La personnalité fait référence aux façons dont les gens pensent, ressentent et agissent différemment les uns des autres. Certaines personnes pensent que l’on peut faire confiance aux médecins, d’autres non. Il y a des films que certaines personnes aiment et d’autres détestent. Certaines personnes font leur lit tous les matins, d’autres non. Pratiquement toutes les différences entre les gens sont liées à la personnalité. Les policiers, comme tous les gens, diffèrent dans leur façon de réagir aux situations qu’ils rencontrent. Là où un policier voit des menaces et réagit violemment, un autre ne le fait pas.

Les rencontres mortelles avec la police au cours de la dernière décennie environ ont conduit à des appels répétés à la réforme de la police. En 2018, par exemple, la police de New York a lancé un programme de formation aux préjugés implicites. Des programmes similaires avaient déjà été adoptés à travers les États-Unis, bien que l’efficacité de ces programmes ait été sérieusement remise en question. Plus récemment, le conseil municipal de Minneapolis a voté pour défrayer le service de police de la ville. Bien que certaines tentatives de réforme de la police soient meilleures que d’autres, il est important de se demander si la formation, l’éducation et la réforme des politiques sont même le bon point de départ pour lutter contre la brutalité policière.

Dans un numéro de stand-up comique devenu viral, Chris Rock a déclaré ce que beaucoup d’entre nous savent déjà.

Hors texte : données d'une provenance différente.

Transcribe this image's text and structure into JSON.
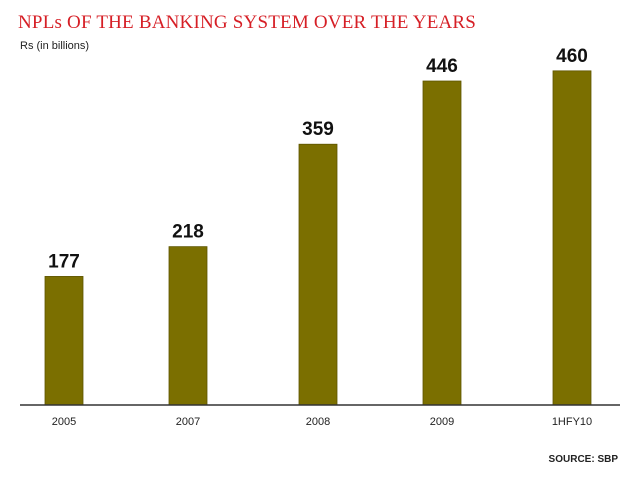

Le travail de la police est difficile, risqué et intrinsèquement dangereux. Les personnes qui consacrent leur vie à servir et à protéger leur communauté méritent le plus grand respect. Mais, comme le souligne également M. Rock, « dans certains métiers, tout le monde doit être bon ». Vous n’avez pas droit à l’erreur. Vous ne pouvez pas avoir « juste quelques pommes pourries ». La meilleure façon d’empêcher les pommes pourries d’entrer dans votre baril est d’éviter de choisir des pommes pourries en premier lieu. La meilleure façon d’éviter la brutalité policière est d’éviter d’embaucher des personnes qui sont susceptibles de recourir à des tactiques injustifiables, violentes et mettant fin à leur vie lorsqu’elles sont sous pression.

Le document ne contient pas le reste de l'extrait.